The Dubai Financial Services Authority (DFSA) fined the former Chief Financial Officer of the collapsed private equity firm Abraaj $1.7m for “actions that directly or indirectly misled and deceived” investors. Ashish Dave worked for KPMG, the auditor of Abraaj, in between two stints at the PE firm. Abraaj collapsed in 2018 in the face of liquidity issues and Dave was aware that $425m had been inappropriately transferred between funds and played a “central and significant” role in deceiving investors according to the regulator. Disciplinary penalties are expected against other former Abraaj senior employees too.
FCA allows Provident Financial compensation plan despite “serious concerns”.
Subprime lender Provident Financial’s plan to deal with a backlog of complaints related to its doorstep-lending division will not be blocked by its regulator, the UK’s FCA, despite its concerns. Provident Financial has presented a planned scheme of arrangement which will cap compensation at £50m and shut down the doorstep-lending unit. The FCA feels that the plan is “inconsistent” with its rules and objectives, and the £50m cap is a “potentially arbitrary figure” but despite these serious concerns it will not argue against it.
Widening investigation into Deutsche Bank’s Spanish forex deals.
After Europe’s largest wine exporter J. Garcia-Carrion of Spain was paid more than €10m by Deutsche Bank to settle mis-sold forex derivatives, the internal investigation at Deutsche is widening. Upwards of fifty Spanish companies could have been similarly affected.
Founder of Autonomy’s extradition can go ahead.
A UK judge has ruled that Mike Lynch, the billionaire founder of Autonomy, can be extradited to the US to face charges. Hewlett-Packard paid a total of $11bn to buy Autonomy in 2011 and Mr Lynch is accused of manipulating Autonomy’s accounts leading to an overpayment by Hewlett-Packard of around $5bn. Mr Lynch denies any wrongdoing.
Credit Suisse settles with departed wealth manager over spying scandal.
Credit Suisse reached an out of court settlement over its use of a private detective agency to spy on departed wealth manager Iqbal Khan who left to join rival UBS. The settlement amount was not disclosed, and the matter is still subject to investigation by Swiss financial regulator, Finma.
FCA probing Rio Tinto over disclosures.
The UK’s FCA is assessing whether listed company Rio Tinto breached its obligations under the listing rules by delaying disclosure of the trouble it was facing on its project to extract copper from an underground mine in Mongolia’s Gobi Desert.
Ex-Glencore trader admits to bribery.
A former oil trader at Glencore pleaded guilty in the US to bribing Nigerian government officials in return for lucrative oil contracts.
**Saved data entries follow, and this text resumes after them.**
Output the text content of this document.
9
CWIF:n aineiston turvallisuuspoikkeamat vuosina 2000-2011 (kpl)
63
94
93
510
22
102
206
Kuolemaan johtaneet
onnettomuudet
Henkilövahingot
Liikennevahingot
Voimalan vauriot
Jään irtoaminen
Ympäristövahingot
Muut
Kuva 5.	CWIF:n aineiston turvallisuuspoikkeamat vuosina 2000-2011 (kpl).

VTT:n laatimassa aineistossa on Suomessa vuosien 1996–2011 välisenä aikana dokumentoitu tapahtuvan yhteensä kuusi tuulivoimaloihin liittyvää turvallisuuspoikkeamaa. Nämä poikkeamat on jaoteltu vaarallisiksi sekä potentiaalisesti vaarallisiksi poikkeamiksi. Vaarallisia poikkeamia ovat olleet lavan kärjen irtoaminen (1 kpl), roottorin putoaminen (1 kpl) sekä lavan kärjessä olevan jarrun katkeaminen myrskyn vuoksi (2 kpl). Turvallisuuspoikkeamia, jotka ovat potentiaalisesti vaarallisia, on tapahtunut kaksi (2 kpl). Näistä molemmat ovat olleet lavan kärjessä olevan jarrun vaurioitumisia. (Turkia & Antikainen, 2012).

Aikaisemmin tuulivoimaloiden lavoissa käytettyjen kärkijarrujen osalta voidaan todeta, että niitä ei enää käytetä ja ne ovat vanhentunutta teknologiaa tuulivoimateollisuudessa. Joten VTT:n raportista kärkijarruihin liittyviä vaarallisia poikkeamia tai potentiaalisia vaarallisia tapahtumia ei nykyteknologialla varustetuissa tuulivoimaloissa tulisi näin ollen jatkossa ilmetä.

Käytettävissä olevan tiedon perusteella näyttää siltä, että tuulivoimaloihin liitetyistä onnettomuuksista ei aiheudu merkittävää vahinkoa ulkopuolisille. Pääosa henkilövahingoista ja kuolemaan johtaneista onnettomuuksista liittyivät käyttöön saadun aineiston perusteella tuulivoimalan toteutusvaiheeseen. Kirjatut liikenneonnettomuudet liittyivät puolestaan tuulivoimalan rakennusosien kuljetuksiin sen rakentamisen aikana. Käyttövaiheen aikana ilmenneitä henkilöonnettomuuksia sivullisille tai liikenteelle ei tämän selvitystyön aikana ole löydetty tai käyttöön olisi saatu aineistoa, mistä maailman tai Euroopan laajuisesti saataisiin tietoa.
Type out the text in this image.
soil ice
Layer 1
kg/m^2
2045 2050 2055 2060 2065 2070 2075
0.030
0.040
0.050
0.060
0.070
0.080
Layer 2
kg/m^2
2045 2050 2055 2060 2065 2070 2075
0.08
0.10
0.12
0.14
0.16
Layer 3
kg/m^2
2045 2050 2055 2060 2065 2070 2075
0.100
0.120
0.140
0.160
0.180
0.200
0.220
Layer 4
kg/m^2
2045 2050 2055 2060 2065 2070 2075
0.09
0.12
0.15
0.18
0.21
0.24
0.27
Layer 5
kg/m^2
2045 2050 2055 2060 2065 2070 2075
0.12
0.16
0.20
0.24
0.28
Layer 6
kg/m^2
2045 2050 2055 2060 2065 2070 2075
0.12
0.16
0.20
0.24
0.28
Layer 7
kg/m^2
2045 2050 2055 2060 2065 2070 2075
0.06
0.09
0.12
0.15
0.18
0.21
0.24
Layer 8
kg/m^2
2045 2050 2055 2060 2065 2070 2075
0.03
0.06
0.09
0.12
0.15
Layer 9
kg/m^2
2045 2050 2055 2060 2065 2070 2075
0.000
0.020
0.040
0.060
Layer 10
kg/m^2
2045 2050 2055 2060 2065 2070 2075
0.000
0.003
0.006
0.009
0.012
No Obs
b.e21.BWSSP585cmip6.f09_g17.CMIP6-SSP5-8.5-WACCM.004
The UK citizen admitted to violating the Foreign Corrupt Practices Act and money laundering regulations. It appears that the trader and seven unnamed co-conspirators used “inflated and fraudulent invoices” to “disguise the nature and purpose of bribe payments made to government officials”.
Legal case against HSBC currency traders alleges front running and fraud.
A legal case in London brought by investment manager ECU Group alleges that currency traders at HSBC would routinely front run client orders as part of a “blatant fraud”. The currency trades were made more than fifteen years ago, and the case accuses HSBC of misusing confidential information for its own profit.
Suspended sentence for money laundering for former chair of the Association of UK Payment Institutions.
Dominic Thorncroft, former chair of the Association of UK Payment Institutions, was sentenced to an eighteen-month suspended prison sentence and ordered to do two-hundred and fifty hours of unpaid work after being convicted for money laundering offences. Thorncroft was a shareholder, director and the nominated officer for money laundering issues at VS1, a payment processor. VS1 channelled almost £850,000 to China from an investment fraud on around sixty investors. Thorncroft’s failure to report suspicions was “characterised by incompetence, not deliberation” according to his barrister.